Chris Ware et Christophe Blain
En 2021, il n’y a pas eu de festival mais il y a eu quand même un Grand prix, Chris Ware. Et comme il est d'usage à Angoulême, le Grand prix va bénéficier d’une belle rétrospective. Auteur cérébral et fin connaisseur de l’histoire de la BD, Chris Ware est un grand nom du 9e art. Bien qu'il réside aux Etats-Unis, l’auteur de Building stories et Jimmy Corrigan serait très impliqué dans le montage de l'exposition. Pas étonnant, cet auteur est déjà venu à Angoulême et fréquente des festivals en France, il ne snobera pas cet hommage. Du côté des Français, Christophe Blain aura aussi sa rétrospective. Deux fois prix du meilleur album, il a depuis Quai d’Orsay fait exploser sa notoriété avec 540 000 albums vendus et une adaptation cinématographique. En 2019, on a retrouvé son trait sur Amertume Apache, un Blueberry avec Sfar au scénario. Cette année, il a fait le tour des médias avec sa nouveauté écolo-démonstrative, Le Monde sans fin qu’il a réalisé avec Jean-Marc Jancovici. Son trait est identifiable entre tous, autre célébrité donc attendue en janvier à Angoulême.

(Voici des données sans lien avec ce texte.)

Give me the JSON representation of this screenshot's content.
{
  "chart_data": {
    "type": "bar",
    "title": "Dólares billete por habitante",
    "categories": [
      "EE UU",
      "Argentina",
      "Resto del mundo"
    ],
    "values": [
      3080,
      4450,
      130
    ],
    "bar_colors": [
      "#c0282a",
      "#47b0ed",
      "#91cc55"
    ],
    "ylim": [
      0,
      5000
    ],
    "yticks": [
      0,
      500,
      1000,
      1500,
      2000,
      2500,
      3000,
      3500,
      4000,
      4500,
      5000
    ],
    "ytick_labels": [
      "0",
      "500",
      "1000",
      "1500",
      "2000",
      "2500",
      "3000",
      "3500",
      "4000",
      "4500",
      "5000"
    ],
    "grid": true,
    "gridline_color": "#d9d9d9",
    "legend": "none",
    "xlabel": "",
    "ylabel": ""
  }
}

Goscinny assis sur un mur de 200 m2
Cette édition souhaite mettre la lumière sur le métier de scénariste BD, peu connu du grand public. Et mollement récompensé puisqu' aucun scénariste qui ne soit dessinateur n'a été honoré du titre de Grand prix par le festival. La 49e édition du festival a choisi le plus grand, René Goscinny, pour une rétrospective au Musée d’Angoulême. Elle devrait nous dévoiler le « style et la poétique » de l’auteur. Cette large exposition veut nous faire découvrir le rôle de Goscinny dans l’invention du métier de scénariste de bande dessinée. La présentation de manuscrits et de documents amènera le visiteur à entrer dans la fabrique goscinnyenne. La célébration s’achèvera par l’inauguration d’une fresque de 200 m2 représentant le scénariste assis devant sa machine à écrire. Catel, autrice d’une biographie remarquable sur le créateur d’Astérix ou d’Iznogoud, en est la créatrice.
A 98 ans, elle emmerde les fachos
Mais Goscinny n’a pas fini de faire parler de lui. Le prix René Goscinny du meilleur scénario vient d’être dévoilé en amont du festival. Il a récompensé une autrice de 98 ans, Madeleine Riffaud. Elle est coscénariste avec Jean-David Morvan de Madeleine Résistante, La Rose dégoupillée, premier tome d’une BD sur son parcours de résistante. Jean-David Morvan a recueilli son témoignage, celui d'une étonnante jeune fille de 17 ans qui, arrivant à Paris, prend les armes. « Dans tous les cas, je suis bien contente car ça va emmerder encore un peu plus les fachos (et tous leurs copains sans cerveau) qui s'amusent à écrire des slogans pro-nazis sur mon exposition au parc des Buttes-Chaumont", a réagi la lauréate, dans un communiqué diffusé par son éditeur Dupuis.